Carey Smoak

Carey Smoak

Retired Statistical Programmer


How long have you been volunteering at CDISC?

Since May of 2006

What encouraged you to volunteer your time and expertise with CDISC?

I met Frank Newby at a meeting and he said that CDISC would be starting a medical device team. He got my contact information and several months later he invited me to join a team for medical devices. Our first team meeting was in May of 2006.

How did you begin working in clinical research?

I have a master's degree in epidemiology and started working as an epidemiolgist in 1983. I then became interested in clinincal trials and worked for two years as a study coordinator starting in 1994. I then got my first job in pharma in 1996. Since 1996, I have worked as a SAS statistical programmer for pharma and medical device companies. I just retired this month.

What did you want to be when you grew up?

Originally, I wanted to be a medical doctor. But I loved baseball and became interested in statistics. But it took me a while in college and grad school to figure out my career path.

CDISC Standards are not required for medical device submissions to the US FDA. Can you tell us why it’s a good idea to use them anyway?

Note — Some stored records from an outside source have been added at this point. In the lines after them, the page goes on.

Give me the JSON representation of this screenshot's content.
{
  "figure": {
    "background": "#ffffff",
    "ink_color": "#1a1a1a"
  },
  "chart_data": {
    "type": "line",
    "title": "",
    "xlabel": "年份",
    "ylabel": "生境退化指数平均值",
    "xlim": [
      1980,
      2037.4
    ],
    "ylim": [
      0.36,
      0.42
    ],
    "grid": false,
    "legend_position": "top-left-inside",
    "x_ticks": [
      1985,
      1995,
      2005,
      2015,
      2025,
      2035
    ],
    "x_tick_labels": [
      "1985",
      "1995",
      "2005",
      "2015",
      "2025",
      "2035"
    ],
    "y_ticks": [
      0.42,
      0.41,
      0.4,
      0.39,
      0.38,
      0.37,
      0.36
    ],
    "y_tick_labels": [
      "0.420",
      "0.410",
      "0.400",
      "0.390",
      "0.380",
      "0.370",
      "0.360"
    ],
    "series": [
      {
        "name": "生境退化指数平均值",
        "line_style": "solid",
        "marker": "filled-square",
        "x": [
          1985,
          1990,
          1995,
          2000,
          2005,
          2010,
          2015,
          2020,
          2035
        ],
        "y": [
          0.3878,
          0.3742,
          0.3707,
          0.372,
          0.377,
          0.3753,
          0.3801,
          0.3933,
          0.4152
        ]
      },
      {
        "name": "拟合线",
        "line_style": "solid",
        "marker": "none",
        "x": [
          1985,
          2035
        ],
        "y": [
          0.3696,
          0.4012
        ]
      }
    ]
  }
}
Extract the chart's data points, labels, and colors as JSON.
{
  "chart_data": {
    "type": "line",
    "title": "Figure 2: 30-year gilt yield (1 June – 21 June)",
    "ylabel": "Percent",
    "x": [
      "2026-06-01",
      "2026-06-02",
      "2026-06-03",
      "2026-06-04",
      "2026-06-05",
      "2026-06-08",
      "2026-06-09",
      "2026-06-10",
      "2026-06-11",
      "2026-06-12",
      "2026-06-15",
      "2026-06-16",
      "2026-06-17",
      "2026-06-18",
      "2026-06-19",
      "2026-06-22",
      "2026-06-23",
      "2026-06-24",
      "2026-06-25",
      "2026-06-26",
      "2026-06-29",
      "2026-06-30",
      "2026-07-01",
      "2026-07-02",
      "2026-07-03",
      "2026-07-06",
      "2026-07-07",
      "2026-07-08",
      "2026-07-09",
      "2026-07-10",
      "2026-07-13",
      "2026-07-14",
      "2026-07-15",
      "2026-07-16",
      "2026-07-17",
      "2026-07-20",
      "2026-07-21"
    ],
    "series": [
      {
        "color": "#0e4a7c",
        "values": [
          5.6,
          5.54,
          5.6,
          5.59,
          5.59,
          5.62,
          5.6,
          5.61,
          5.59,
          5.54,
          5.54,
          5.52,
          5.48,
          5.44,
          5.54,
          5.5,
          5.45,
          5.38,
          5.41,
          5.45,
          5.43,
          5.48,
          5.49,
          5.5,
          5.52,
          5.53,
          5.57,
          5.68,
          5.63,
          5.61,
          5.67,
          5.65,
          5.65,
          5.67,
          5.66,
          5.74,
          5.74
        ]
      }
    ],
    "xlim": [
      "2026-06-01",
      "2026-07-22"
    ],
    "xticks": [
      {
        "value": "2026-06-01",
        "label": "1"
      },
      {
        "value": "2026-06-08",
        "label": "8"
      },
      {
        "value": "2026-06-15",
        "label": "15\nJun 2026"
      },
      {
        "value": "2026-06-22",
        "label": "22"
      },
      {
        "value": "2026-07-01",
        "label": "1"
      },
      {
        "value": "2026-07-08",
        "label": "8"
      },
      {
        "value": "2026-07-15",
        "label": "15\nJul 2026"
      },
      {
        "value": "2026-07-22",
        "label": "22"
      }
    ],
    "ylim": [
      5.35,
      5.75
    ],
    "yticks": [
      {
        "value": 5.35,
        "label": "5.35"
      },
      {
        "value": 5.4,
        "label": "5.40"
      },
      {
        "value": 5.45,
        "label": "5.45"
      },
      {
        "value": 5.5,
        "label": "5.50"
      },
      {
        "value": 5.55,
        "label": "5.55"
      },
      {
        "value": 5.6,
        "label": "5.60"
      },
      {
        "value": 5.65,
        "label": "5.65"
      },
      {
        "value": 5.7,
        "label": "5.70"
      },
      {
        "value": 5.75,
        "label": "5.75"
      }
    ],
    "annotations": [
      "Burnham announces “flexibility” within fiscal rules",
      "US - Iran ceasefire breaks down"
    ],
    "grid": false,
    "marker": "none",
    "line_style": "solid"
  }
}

Standards are good for companies, not just for submissions. Does that mean that device companies need to follow CDISC standards instead of internal company standards? No. But CDISC provides standards for many types of data collected by medical device companies. So, medical device companies do not need to reinvent the wheel if they use CDISC standards. Also, if medical devce companies do combintion drug/device products, it will make the review easier if the medical device company follows CDISC standards. But the main motivation for a medical device company to follow CDISC standards would be to make their own processes more efficient.

Please provide a tip that someone would find helpful in working CDISC Standards.

Don't be afraid of asking questions of the FDA regarding CDISC standards. I have found it especially helpful for Regulatory Affairs to use Type C (written questions and responses) to ask the FDA specific questions about implementing CDISC standards for submissions.